Two sons of Adbucillus, Aegus and Roscillus, provided assistance to Caesar in all of his Gallic campaigns. He assigned to them the highest magistracies among their own people, and granted them both money and conquered territory in Gaul. Regrettably, Caesar records that these privileges caused the two brothers to become "carried away by a foolish native pride" and to "treat their men with contempt, cheating the cavalry of its pay and diverting all of the booty to themselves". Their own armies came to Caesar to complain, and the two brothers eventually defected to Pompey at Dyrrachium just before the Battle of Pharsalia (48 BC).

=== Roman Empire ===
Strabo reported in the early 1st century AD that all the Allobroges lived in villages, "except that the most notable of them, inhabitants of Vienna (formerly a village, but called, nevertheless, the 'metropolis' of the tribe), have built it up into a city."

At the time of the late Roman Empire, the Allobrogian territory was divided and administered from the three main cities: Vienna, Geneva and Cularo (later renamed Gratianopolis).

==Religion==
From the "Palace of Mirrors" baths at Saint-Romain-en-Gal comes a statue of Vienna's tutelary goddess. Aix-les-Bains was a major centre of the cult of the healing god Borvo.

The cult of Cybele was introduced to Vienna by traders from the Ancient Orient. A prominent temple likely dedicated to the goddess was built in the early 1st century AD, and a sacred theatre of Mysteries is dated to the 1st century AD. Outside of Vienna, however, evidence of the cult of Cybele, although not totally absent, are scattered and become rare when approaching the Alps.
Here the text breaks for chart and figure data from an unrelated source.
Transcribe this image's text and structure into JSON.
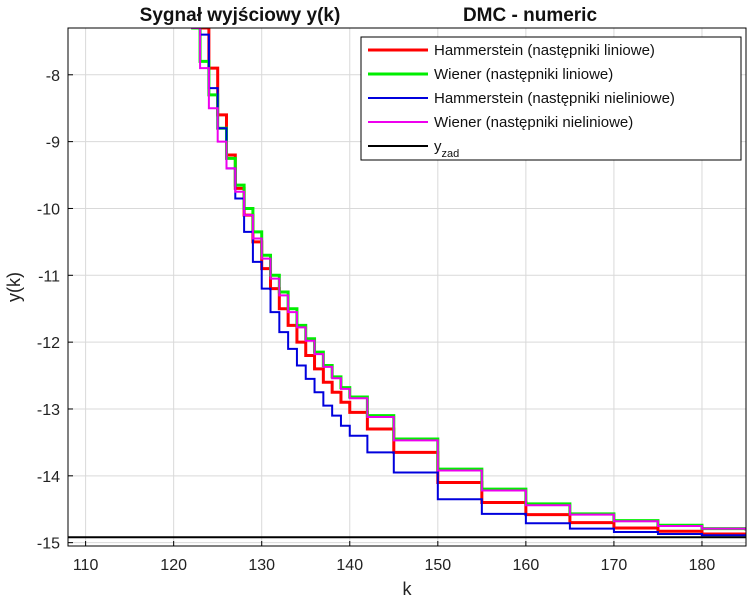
{
  "chart_data": {
    "type": "line",
    "title_left": "Sygnał wyjściowy y(k)",
    "title_right": "DMC - numeric",
    "xlabel": "k",
    "ylabel": "y(k)",
    "xlim": [
      108,
      185
    ],
    "ylim": [
      -15.05,
      -7.3
    ],
    "xticks": [
      110,
      120,
      130,
      140,
      150,
      160,
      170,
      180
    ],
    "yticks": [
      -8,
      -9,
      -10,
      -11,
      -12,
      -13,
      -14,
      -15
    ],
    "xtick_labels": [
      "110",
      "120",
      "130",
      "140",
      "150",
      "160",
      "170",
      "180"
    ],
    "ytick_labels": [
      "-8",
      "-9",
      "-10",
      "-11",
      "-12",
      "-13",
      "-14",
      "-15"
    ],
    "grid": true,
    "legend_position": "top-right",
    "series": [
      {
        "name": "Hammerstein (następniki liniowe)",
        "color": "#ff0000",
        "width": 3,
        "step": true,
        "x": [
          122,
          124,
          125,
          126,
          127,
          128,
          129,
          130,
          131,
          132,
          133,
          134,
          135,
          136,
          137,
          138,
          139,
          140,
          142,
          145,
          150,
          155,
          160,
          165,
          170,
          175,
          180,
          185
        ],
        "y": [
          -7.3,
          -7.9,
          -8.6,
          -9.2,
          -9.7,
          -10.1,
          -10.5,
          -10.9,
          -11.2,
          -11.5,
          -11.75,
          -12.0,
          -12.2,
          -12.4,
          -12.6,
          -12.75,
          -12.9,
          -13.05,
          -13.3,
          -13.65,
          -14.1,
          -14.4,
          -14.58,
          -14.7,
          -14.78,
          -14.83,
          -14.87,
          -14.9
        ]
      },
      {
        "name": "Wiener (następniki liniowe)",
        "color": "#00ee00",
        "width": 3,
        "step": true,
        "x": [
          122,
          123,
          124,
          125,
          126,
          127,
          128,
          129,
          130,
          131,
          132,
          133,
          134,
          135,
          136,
          137,
          138,
          139,
          140,
          142,
          145,
          150,
          155,
          160,
          165,
          170,
          175,
          180,
          185
        ],
        "y": [
          -7.3,
          -7.8,
          -8.3,
          -8.8,
          -9.25,
          -9.65,
          -10.0,
          -10.35,
          -10.7,
          -11.0,
          -11.25,
          -11.5,
          -11.75,
          -11.95,
          -12.15,
          -12.35,
          -12.52,
          -12.68,
          -12.82,
          -13.1,
          -13.45,
          -13.9,
          -14.2,
          -14.42,
          -14.57,
          -14.67,
          -14.74,
          -14.79,
          -14.82
        ]
      },
      {
        "name": "Hammerstein (następniki nieliniowe)",
        "color": "#0000dd",
        "width": 2,
        "step": true,
        "x": [
          122,
          123,
          124,
          125,
          126,
          127,
          128,
          129,
          130,
          131,
          132,
          133,
          134,
          135,
          136,
          137,
          138,
          139,
          140,
          142,
          145,
          150,
          155,
          160,
          165,
          170,
          175,
          180,
          185
        ],
        "y": [
          -7.3,
          -7.4,
          -8.2,
          -8.8,
          -9.4,
          -9.85,
          -10.35,
          -10.8,
          -11.2,
          -11.55,
          -11.85,
          -12.1,
          -12.35,
          -12.55,
          -12.75,
          -12.95,
          -13.1,
          -13.25,
          -13.4,
          -13.65,
          -13.95,
          -14.35,
          -14.57,
          -14.71,
          -14.79,
          -14.84,
          -14.87,
          -14.89,
          -14.9
        ]
      },
      {
        "name": "Wiener (następniki nieliniowe)",
        "color": "#ee00ee",
        "width": 2,
        "step": true,
        "x": [
          122,
          123,
          124,
          125,
          126,
          127,
          128,
          129,
          130,
          131,
          132,
          133,
          134,
          135,
          136,
          137,
          138,
          139,
          140,
          142,
          145,
          150,
          155,
          160,
          165,
          170,
          175,
          180,
          185
        ],
        "y": [
          -7.3,
          -7.9,
          -8.5,
          -9.0,
          -9.4,
          -9.75,
          -10.1,
          -10.45,
          -10.75,
          -11.05,
          -11.3,
          -11.55,
          -11.78,
          -11.98,
          -12.18,
          -12.37,
          -12.54,
          -12.7,
          -12.84,
          -13.12,
          -13.47,
          -13.92,
          -14.22,
          -14.44,
          -14.58,
          -14.68,
          -14.75,
          -14.79,
          -14.82
        ]
      },
      {
        "name": "y",
        "name_sub": "zad",
        "color": "#000000",
        "width": 2,
        "step": false,
        "x": [
          108,
          185
        ],
        "y": [
          -14.92,
          -14.92
        ]
      }
    ]
  }
}
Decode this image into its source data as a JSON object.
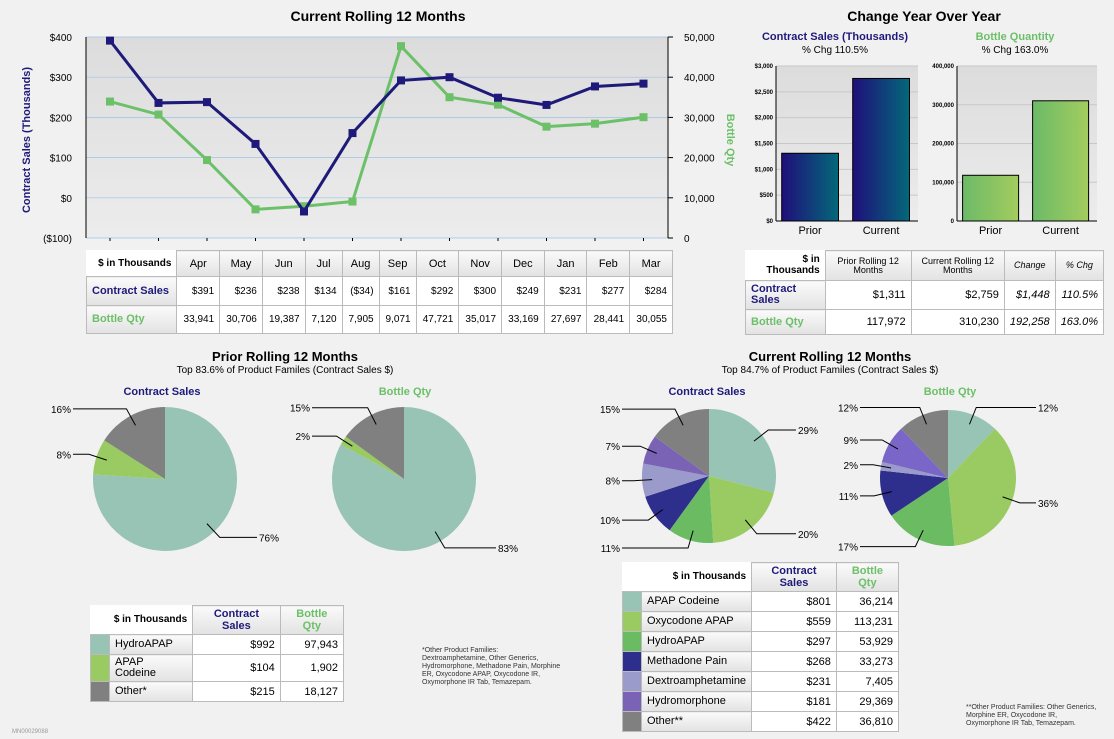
{
  "colors": {
    "navy": "#1f1a7a",
    "green": "#6cc068",
    "teal": "#97c4b4",
    "lightgreen": "#9acb62",
    "midgreen": "#6bbb63",
    "darkblue": "#2e2e8c",
    "lavender": "#9a9acb",
    "purple": "#7a62b4",
    "violet": "#7a66c8",
    "gray": "#808080"
  },
  "chart_data": [
    {
      "type": "line",
      "title": "Current Rolling 12 Months",
      "ylabel": "Contract Sales (Thousands)",
      "y2label": "Bottle Qty",
      "ylim": [
        -100,
        400
      ],
      "y2lim": [
        0,
        50000
      ],
      "yticks": [
        "$400",
        "$300",
        "$200",
        "$100",
        "$0",
        "($100)"
      ],
      "y2ticks": [
        "50,000",
        "40,000",
        "30,000",
        "20,000",
        "10,000",
        "0"
      ],
      "categories": [
        "Apr",
        "May",
        "Jun",
        "Jul",
        "Aug",
        "Sep",
        "Oct",
        "Nov",
        "Dec",
        "Jan",
        "Feb",
        "Mar"
      ],
      "series": [
        {
          "name": "Contract Sales",
          "values": [
            391,
            236,
            238,
            134,
            -34,
            161,
            292,
            300,
            249,
            231,
            277,
            284
          ]
        },
        {
          "name": "Bottle Qty",
          "values": [
            33941,
            30706,
            19387,
            7120,
            7905,
            9071,
            47721,
            35017,
            33169,
            27697,
            28441,
            30055
          ]
        }
      ],
      "table": {
        "corner": "$ in Thousands",
        "rows": [
          {
            "label": "Contract Sales",
            "cells": [
              "$391",
              "$236",
              "$238",
              "$134",
              "($34)",
              "$161",
              "$292",
              "$300",
              "$249",
              "$231",
              "$277",
              "$284"
            ]
          },
          {
            "label": "Bottle Qty",
            "cells": [
              "33,941",
              "30,706",
              "19,387",
              "7,120",
              "7,905",
              "9,071",
              "47,721",
              "35,017",
              "33,169",
              "27,697",
              "28,441",
              "30,055"
            ]
          }
        ]
      }
    },
    {
      "type": "bar",
      "title": "Contract Sales (Thousands)",
      "subtitle": "% Chg 110.5%",
      "categories": [
        "Prior",
        "Current"
      ],
      "values": [
        1311,
        2759
      ],
      "ylim": [
        0,
        3000
      ],
      "yticks": [
        "$3,000",
        "$2,500",
        "$2,000",
        "$1,500",
        "$1,000",
        "$500",
        "$0"
      ]
    },
    {
      "type": "bar",
      "title": "Bottle Quantity",
      "subtitle": "% Chg 163.0%",
      "categories": [
        "Prior",
        "Current"
      ],
      "values": [
        117972,
        310230
      ],
      "ylim": [
        0,
        400000
      ],
      "yticks": [
        "400,000",
        "300,000",
        "200,000",
        "100,000",
        "0"
      ]
    },
    {
      "type": "pie",
      "title": "Contract Sales",
      "labels": [
        "HydroAPAP",
        "APAP Codeine",
        "Other*"
      ],
      "values": [
        76,
        8,
        16
      ]
    },
    {
      "type": "pie",
      "title": "Bottle Qty",
      "labels": [
        "HydroAPAP",
        "APAP Codeine",
        "Other*"
      ],
      "values": [
        83,
        2,
        15
      ]
    },
    {
      "type": "pie",
      "title": "Contract Sales",
      "labels": [
        "APAP Codeine",
        "Oxycodone APAP",
        "HydroAPAP",
        "Methadone Pain",
        "Dextroamphetamine",
        "Hydromorphone",
        "Other**"
      ],
      "values": [
        29,
        20,
        11,
        10,
        8,
        7,
        15
      ]
    },
    {
      "type": "pie",
      "title": "Bottle Qty",
      "labels": [
        "APAP Codeine",
        "Oxycodone APAP",
        "HydroAPAP",
        "Methadone Pain",
        "Dextroamphetamine",
        "Hydromorphone",
        "Other**"
      ],
      "values": [
        12,
        36,
        17,
        11,
        2,
        9,
        12
      ]
    }
  ],
  "yoy": {
    "title": "Change Year Over Year",
    "table": {
      "corner": "$ in Thousands",
      "headers": [
        "Prior Rolling 12 Months",
        "Current Rolling 12 Months",
        "Change",
        "% Chg"
      ],
      "rows": [
        {
          "label": "Contract Sales",
          "cells": [
            "$1,311",
            "$2,759",
            "$1,448",
            "110.5%"
          ]
        },
        {
          "label": "Bottle Qty",
          "cells": [
            "117,972",
            "310,230",
            "192,258",
            "163.0%"
          ]
        }
      ]
    }
  },
  "prior": {
    "title": "Prior Rolling 12 Months",
    "subtitle": "Top 83.6% of Product Familes (Contract Sales $)",
    "table": {
      "corner": "$ in Thousands",
      "headers": [
        "Contract Sales",
        "Bottle Qty"
      ],
      "rows": [
        {
          "label": "HydroAPAP",
          "cs": "$992",
          "bq": "97,943"
        },
        {
          "label": "APAP Codeine",
          "cs": "$104",
          "bq": "1,902"
        },
        {
          "label": "Other*",
          "cs": "$215",
          "bq": "18,127"
        }
      ]
    },
    "note": "*Other Product Families: Dextroamphetamine, Other Generics, Hydromorphone, Methadone Pain, Morphine ER, Oxycodone APAP, Oxycodone IR, Oxymorphone IR Tab, Temazepam."
  },
  "current": {
    "title": "Current Rolling 12 Months",
    "subtitle": "Top 84.7% of Product Familes (Contract Sales $)",
    "table": {
      "corner": "$ in Thousands",
      "headers": [
        "Contract Sales",
        "Bottle Qty"
      ],
      "rows": [
        {
          "label": "APAP Codeine",
          "cs": "$801",
          "bq": "36,214"
        },
        {
          "label": "Oxycodone APAP",
          "cs": "$559",
          "bq": "113,231"
        },
        {
          "label": "HydroAPAP",
          "cs": "$297",
          "bq": "53,929"
        },
        {
          "label": "Methadone Pain",
          "cs": "$268",
          "bq": "33,273"
        },
        {
          "label": "Dextroamphetamine",
          "cs": "$231",
          "bq": "7,405"
        },
        {
          "label": "Hydromorphone",
          "cs": "$181",
          "bq": "29,369"
        },
        {
          "label": "Other**",
          "cs": "$422",
          "bq": "36,810"
        }
      ]
    },
    "note": "**Other Product Families: Other Generics, Morphine ER, Oxycodone IR, Oxymorphone IR Tab, Temazepam."
  },
  "footer_code": "MN00029088"
}
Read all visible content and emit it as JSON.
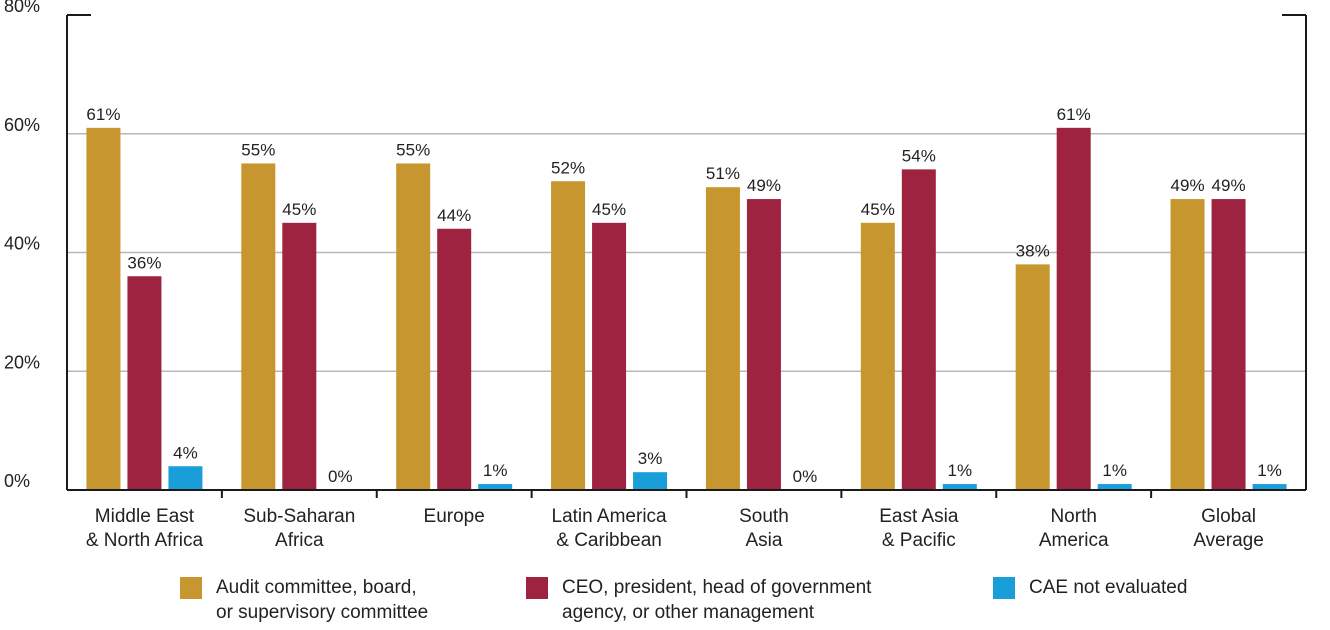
{
  "chart_data": {
    "type": "bar",
    "categories": [
      [
        "Middle East",
        "& North Africa"
      ],
      [
        "Sub-Saharan",
        "Africa"
      ],
      [
        "Europe"
      ],
      [
        "Latin America",
        "& Caribbean"
      ],
      [
        "South",
        "Asia"
      ],
      [
        "East Asia",
        "& Pacific"
      ],
      [
        "North",
        "America"
      ],
      [
        "Global",
        "Average"
      ]
    ],
    "series": [
      {
        "name": "Audit committee, board,\nor supervisory committee",
        "color": "#C8962E",
        "values": [
          61,
          55,
          55,
          52,
          51,
          45,
          38,
          49
        ],
        "labels": [
          "61%",
          "55%",
          "55%",
          "52%",
          "51%",
          "45%",
          "38%",
          "49%"
        ]
      },
      {
        "name": "CEO, president, head of government\nagency, or other management",
        "color": "#9E2340",
        "values": [
          36,
          45,
          44,
          45,
          49,
          54,
          61,
          49
        ],
        "labels": [
          "36%",
          "45%",
          "44%",
          "45%",
          "49%",
          "54%",
          "61%",
          "49%"
        ]
      },
      {
        "name": "CAE not evaluated",
        "color": "#1A9ED9",
        "values": [
          4,
          0,
          1,
          3,
          0,
          1,
          1,
          1
        ],
        "labels": [
          "4%",
          "0%",
          "1%",
          "3%",
          "0%",
          "1%",
          "1%",
          "1%"
        ]
      }
    ],
    "ylim": [
      0,
      80
    ],
    "yticks": [
      0,
      20,
      40,
      60,
      80
    ],
    "ytick_labels": [
      "0%",
      "20%",
      "40%",
      "60%",
      "80%"
    ],
    "grid": true,
    "legend_position": "bottom"
  }
}
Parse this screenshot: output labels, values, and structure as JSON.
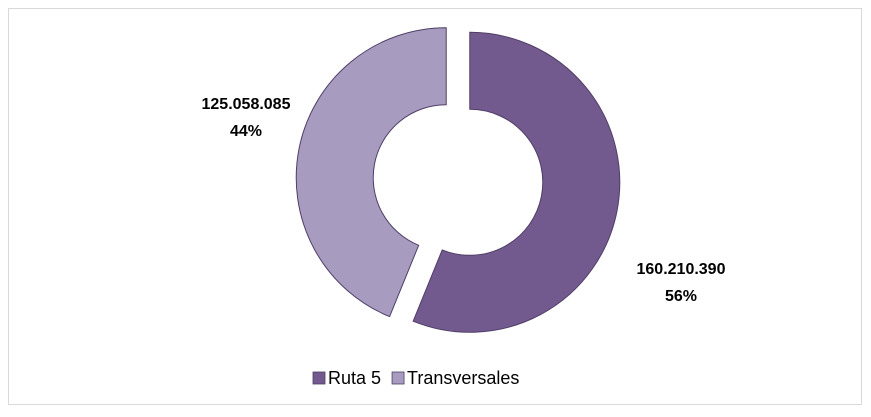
{
  "chart_data": {
    "type": "donut",
    "categories": [
      "Ruta 5",
      "Transversales"
    ],
    "values": [
      160210390,
      125058085
    ],
    "value_labels": [
      "160.210.390",
      "125.058.085"
    ],
    "percent_labels": [
      "56%",
      "44%"
    ],
    "colors": [
      "#725a8f",
      "#a89bc0"
    ],
    "legend": "bottom"
  }
}
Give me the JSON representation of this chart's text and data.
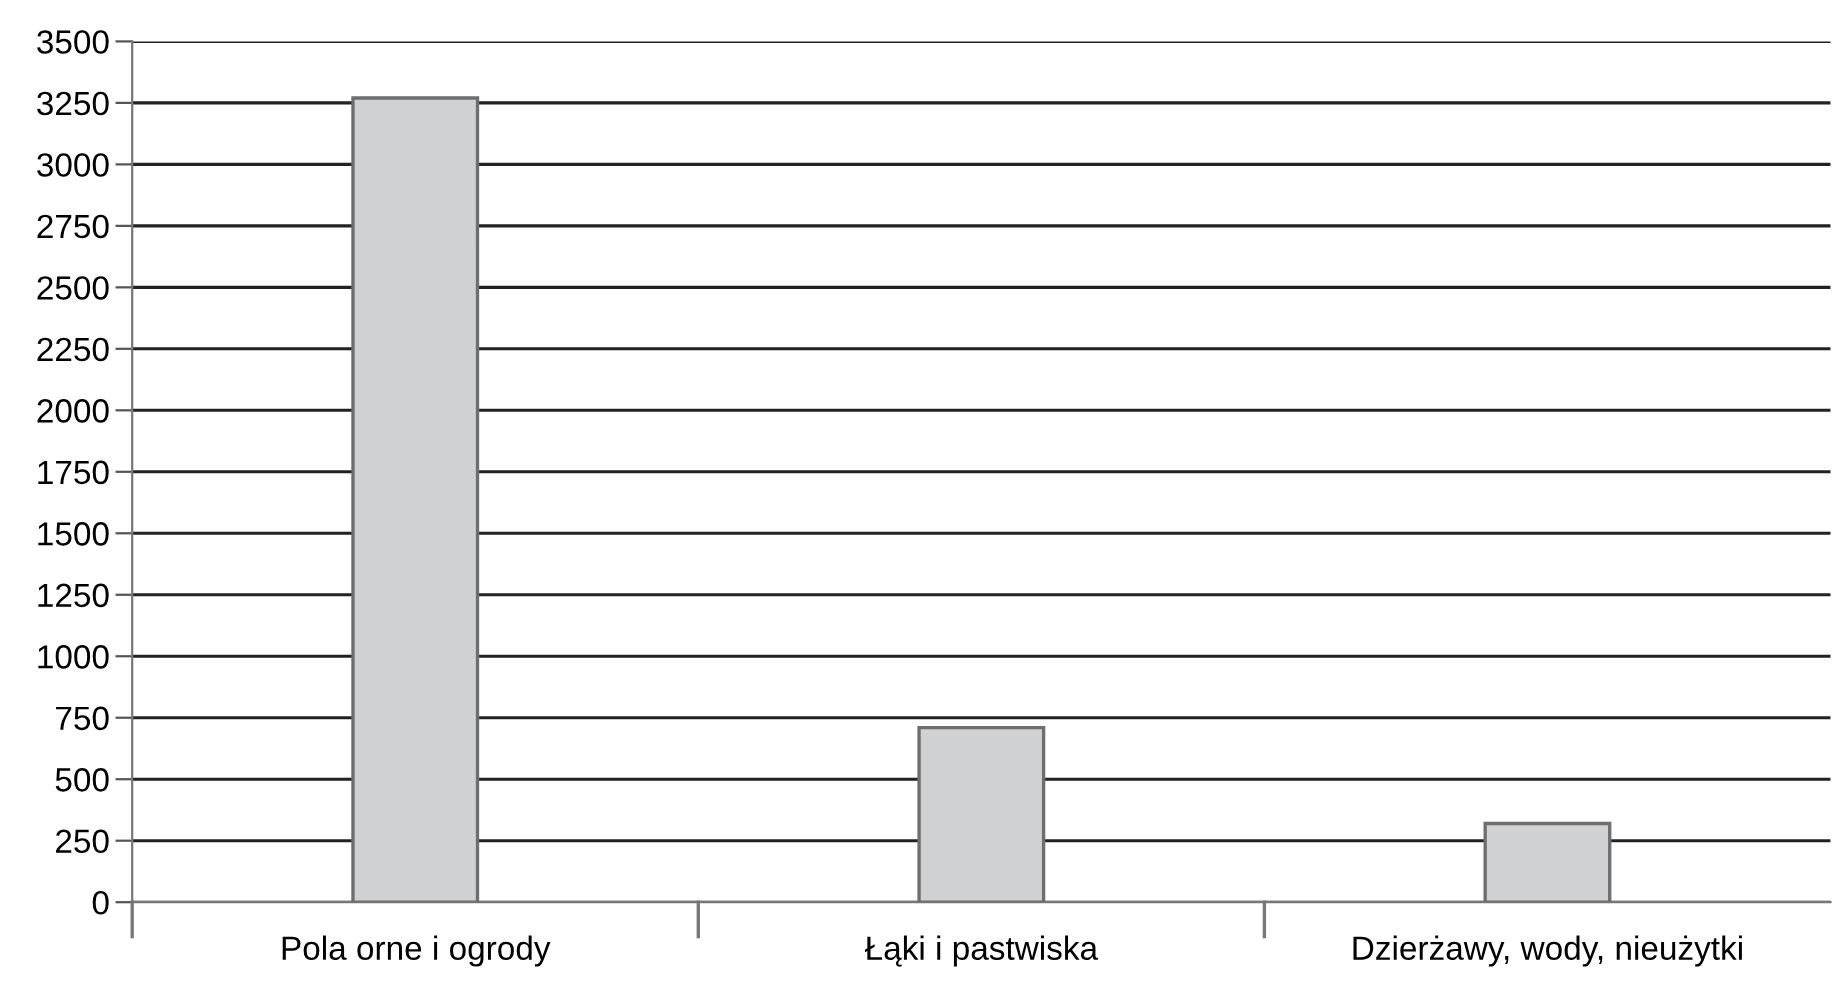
{
  "chart_data": {
    "type": "bar",
    "categories": [
      "Pola orne i ogrody",
      "Łąki i pastwiska",
      "Dzierżawy, wody, nieużytki"
    ],
    "values": [
      3270,
      710,
      320
    ],
    "color": "#d0d1d3",
    "ylim": [
      0,
      3500
    ],
    "yticks": [
      0,
      250,
      500,
      750,
      1000,
      1250,
      1500,
      1750,
      2000,
      2250,
      2500,
      2750,
      3000,
      3250,
      3500
    ],
    "grid": "y",
    "legend": false
  }
}
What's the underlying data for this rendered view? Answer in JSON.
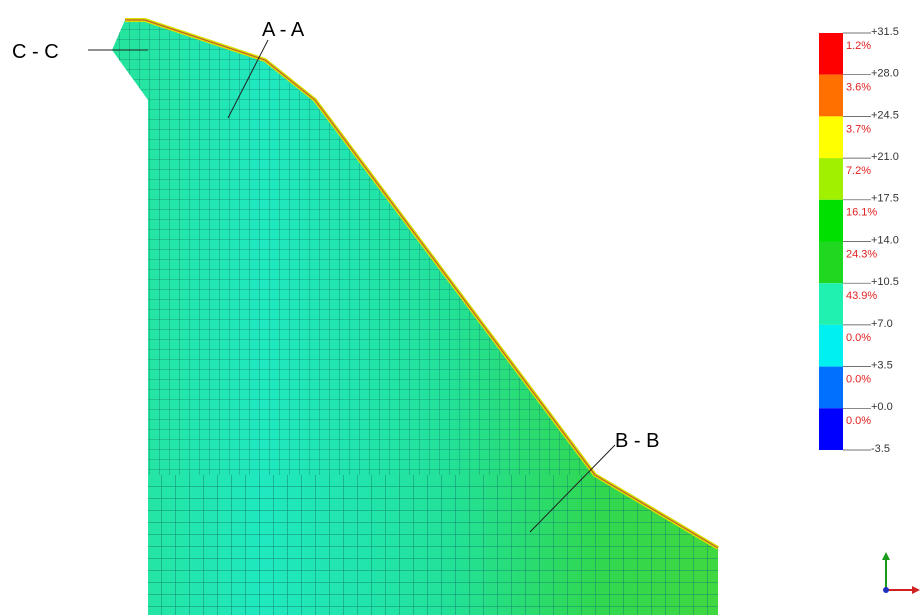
{
  "sections": [
    "C - C",
    "A - A",
    "B - B"
  ],
  "legend": {
    "boundaries": [
      "+31.5",
      "+28.0",
      "+24.5",
      "+21.0",
      "+17.5",
      "+14.0",
      "+10.5",
      "+7.0",
      "+3.5",
      "+0.0",
      "-3.5"
    ],
    "bands": [
      {
        "color": "#ff0000",
        "share": "1.2%"
      },
      {
        "color": "#ff7000",
        "share": "3.6%"
      },
      {
        "color": "#ffff00",
        "share": "3.7%"
      },
      {
        "color": "#a0f000",
        "share": "7.2%"
      },
      {
        "color": "#00e000",
        "share": "16.1%"
      },
      {
        "color": "#20d820",
        "share": "24.3%"
      },
      {
        "color": "#20f0b0",
        "share": "43.9%"
      },
      {
        "color": "#00f0f0",
        "share": "0.0%"
      },
      {
        "color": "#0070ff",
        "share": "0.0%"
      },
      {
        "color": "#0000ff",
        "share": "0.0%"
      }
    ]
  }
}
== Political organization ==
Allobrogia was geographically divided between the plains of the Dauphiné and the mountains of Savoy, which influenced the political organization of the region, as documented by Polybius for the time of Hannibal's Crossing of the Alps in 218 BC. Although this is not mentioned by the written sources, the Allobroges probably federated smaller peoples or ethnic unities of the area, as did the neighbouring Cavares and Vocontii. Polybius indeed writes that the plains of Allobrogia were ruled by "various chiefs", suggesting the existence of a decentralized system of governance. Aimé Bocquet has proposed to identify those hypothetical tribal territories with five natural sub-regions: Chablais and Faucigny, the Genevois, Savoie, Grésivaudan, and Isle-Crémieu.

== Economy ==
During the Roman period, the Allobroges cultivated wheat and exported wine. Copper and silver deposits were numerous in the Western Alps.

== Legacy ==
The First French Republic, in line with its common practice of reviving names and concepts from Roman times, gave in 1792 the name "Légion des Allobroges" to a unit of the French Revolutionary Army that consisted mainly of volunteers from Savoie and Piedmont.